Tiers payant généralisé : l’étrange rétropédalage sémantique de la ministre de la Santé

Bonjour

La main du nouveau pouvoir tremble-t-elle au moment de passer à l’acte ? Après la valse-hésitation à trois temps sur la taxe d’habitation, le rétropédalage accéléré sur le tiers payant généralisé. Agnès Buzyn, ministre des Solidarités et de la Santé a assuré, ce mardi 11 juillet, que cette dispense d’avance de frais chez le médecin serait bel et bien « généralisée ». « C’est impératif d’aller vers un tiers payant généralisé, a-t-elle déclaré sur France Inter. C’est vraiment une question d’équité et d’accès aux soins puisque beaucoup de Français renoncent à aller se faire soigner parce qu’ils ne veulent pas avancer l’argent chez un médecin. »

Or il y a une semaine la même ministre déclarait qu’elle voulait « éviter l’obligation de tiers payant généralisé ». Comment comprendre ? Quelle est, ici, la marge d’autonomie de la ministre par rapport à l’Elysée et à Matignon ? On se souvient que la dispense d’avance de frais est fortement combattue par les médecins libéraux, qu’elle doit devenir un droit pour tous les Français à partir du 1er décembre – mais que la loi de 2016 ne prévoit pas de sanctions pour les médecins refusant d’appliquer la mesure ; une mesure, qui plus est, que le Conseil constitutionnel a limité à la seule part remboursée par la Sécurité sociale.

Eviter le TPG

Pourquoi ce rétropédalage ? Le 5 juillet la ministre avait, dans une interview au Quotidien du Médecin exposé ses convictions :

« Le président de la République a dit que nous devions définir les conditions d’un tiers payant généralisable. Un rapport de l’assurance-maladie est prévu en septembre sur le tiers payant mais dès maintenant je lance une mission IGAS sur sa faisabilité technique. J’attends ses conclusions pour la fin de l’été.

Soyons clairs : mon objectif serait d’éviter l’obligation de tiers payant généralisé. J’ai horreur des obligations. Aujourd’hui, je comprends que les professionnels de santé ne sont pas foncièrement hostiles au tiers payant mais considèrent qu’il est techniquement compliqué à mettre en œuvre. Or, je veux un système gagnant/gagnant.

Les patients sont très en attente du tiers payant généralisé mais je ne souhaite pas mettre en œuvre une telle réforme contre l’adhésion des professionnels qui seraient chargés de l’appliquer, c’est pourquoi nous allons regarder de façon pragmatique ce qui est faisable et ce qui ne l’est pas.
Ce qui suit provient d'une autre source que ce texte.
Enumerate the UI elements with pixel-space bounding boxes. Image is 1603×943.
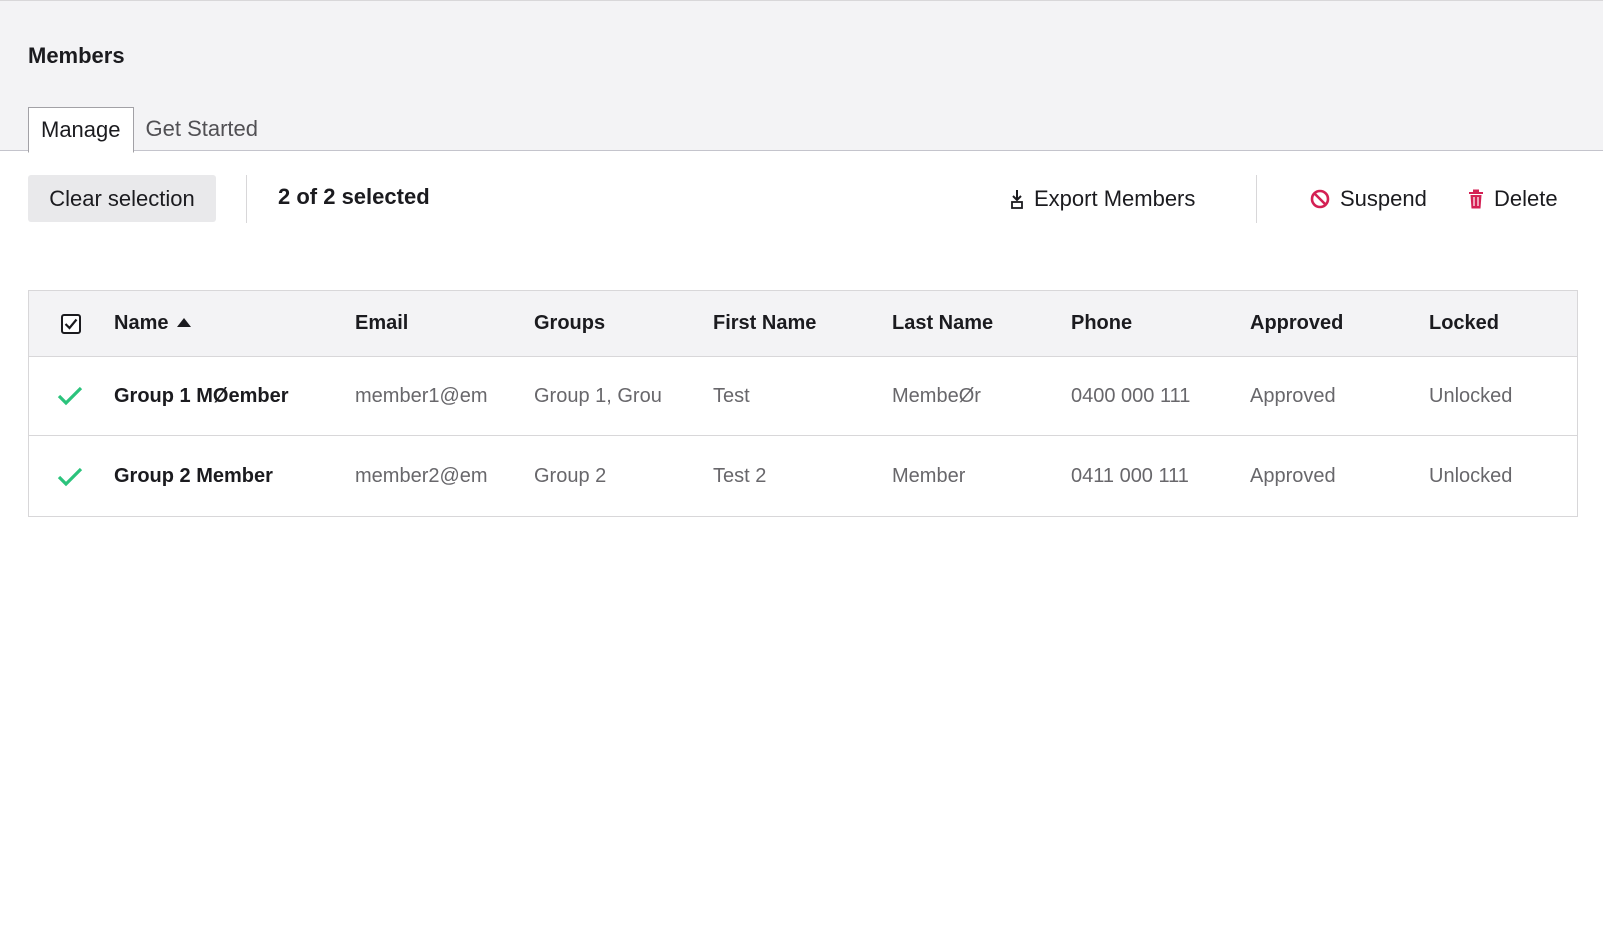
export-members-label: Export Members — [1034, 185, 1196, 211]
column-header-first-name[interactable]: First Name — [713, 291, 816, 356]
member-last-name: Member — [892, 465, 966, 487]
tab-get-started[interactable]: Get Started — [134, 107, 271, 152]
checkmark-icon — [64, 318, 78, 330]
member-approved: Approved — [1250, 465, 1336, 487]
column-header-groups[interactable]: Groups — [534, 291, 605, 356]
export-members-button[interactable]: Export Members — [1010, 175, 1195, 222]
selection-count: 2 of 2 selected — [278, 184, 430, 209]
delete-button[interactable]: Delete — [1468, 175, 1558, 222]
selected-check-icon — [57, 467, 83, 486]
member-last-name: MembeØr — [892, 384, 981, 407]
clear-selection-button[interactable]: Clear selection — [28, 175, 216, 222]
column-header-name[interactable]: Name — [114, 291, 192, 356]
member-phone: 0411 000 111 — [1071, 465, 1189, 487]
suspend-label: Suspend — [1340, 185, 1427, 211]
member-groups: Group 1, Grou — [534, 384, 662, 407]
sort-ascending-icon — [177, 317, 192, 327]
column-header-phone[interactable]: Phone — [1071, 291, 1132, 356]
row-select-cell[interactable] — [57, 437, 83, 516]
member-locked: Unlocked — [1429, 384, 1513, 407]
trash-icon — [1468, 189, 1484, 209]
member-name[interactable]: Group 1 MØember — [114, 357, 344, 435]
member-locked: Unlocked — [1429, 465, 1513, 487]
suspend-button[interactable]: Suspend — [1310, 175, 1427, 222]
member-first-name: Test — [713, 384, 750, 407]
download-icon — [1010, 189, 1024, 209]
member-first-name: Test 2 — [713, 465, 767, 487]
member-approved: Approved — [1250, 384, 1336, 407]
block-icon — [1310, 189, 1330, 209]
column-header-last-name[interactable]: Last Name — [892, 291, 993, 356]
toolbar-divider — [246, 175, 247, 223]
row-select-cell[interactable] — [57, 357, 83, 435]
member-groups: Group 2 — [534, 465, 607, 487]
members-table: Name Email Groups First Name Last Name P… — [28, 290, 1578, 517]
select-all-checkbox[interactable] — [61, 313, 81, 334]
tab-bar: Manage Get Started — [28, 107, 271, 153]
table-row[interactable]: Group 1 MØember member1@em Group 1, Grou… — [29, 357, 1577, 436]
member-email: member1@em — [355, 384, 487, 407]
selected-check-icon — [57, 386, 83, 406]
column-header-locked[interactable]: Locked — [1429, 291, 1499, 356]
page-title: Members — [28, 43, 125, 68]
toolbar-divider-actions — [1256, 175, 1257, 223]
selection-toolbar: Clear selection 2 of 2 selected Export M… — [0, 151, 1603, 247]
member-phone: 0400 000 111 — [1071, 384, 1191, 407]
delete-label: Delete — [1494, 185, 1558, 211]
tab-manage[interactable]: Manage — [28, 107, 134, 153]
column-header-approved[interactable]: Approved — [1250, 291, 1343, 356]
column-header-name-label: Name — [114, 312, 169, 334]
select-all-cell — [61, 291, 81, 356]
table-header: Name Email Groups First Name Last Name P… — [29, 291, 1577, 357]
column-header-email[interactable]: Email — [355, 291, 408, 356]
member-email: member2@em — [355, 465, 487, 487]
member-name[interactable]: Group 2 Member — [114, 437, 344, 516]
page-header: Members Manage Get Started — [0, 0, 1603, 153]
table-row[interactable]: Group 2 Member member2@em Group 2 Test 2… — [29, 437, 1577, 516]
Si le système fonctionne bien, il n’y aura aucune raison de le rendre obligatoire !  Faudra-t-il alors des aménagements à la loi ? Nous prendrons les décisions qui s’imposent en septembre ou en octobre. »

Le TPG ? Un impératif !

Puis le lendemain, sur RTL, elle avait confirmé qu’elle souhaitait surtout éviter une réforme qui serait paperassière ou chronophage pour les médecins. Des médecins qui ont avant tout besoin de « temps médical ». « Plusieurs journaux en ont tiré la conclusion que la réforme du tiers payant généralisé était désormais  suspendue  sine die, voire enterrée en douceur, note Le Quotidien du Médecin. Dans la foulée les syndicats de médecins libéraux n’avaient pas manqué, ces derniers jours, de saluer l’ouverture du ministère et de lui réclamer la fin de toute obligation sur le tiers payant. »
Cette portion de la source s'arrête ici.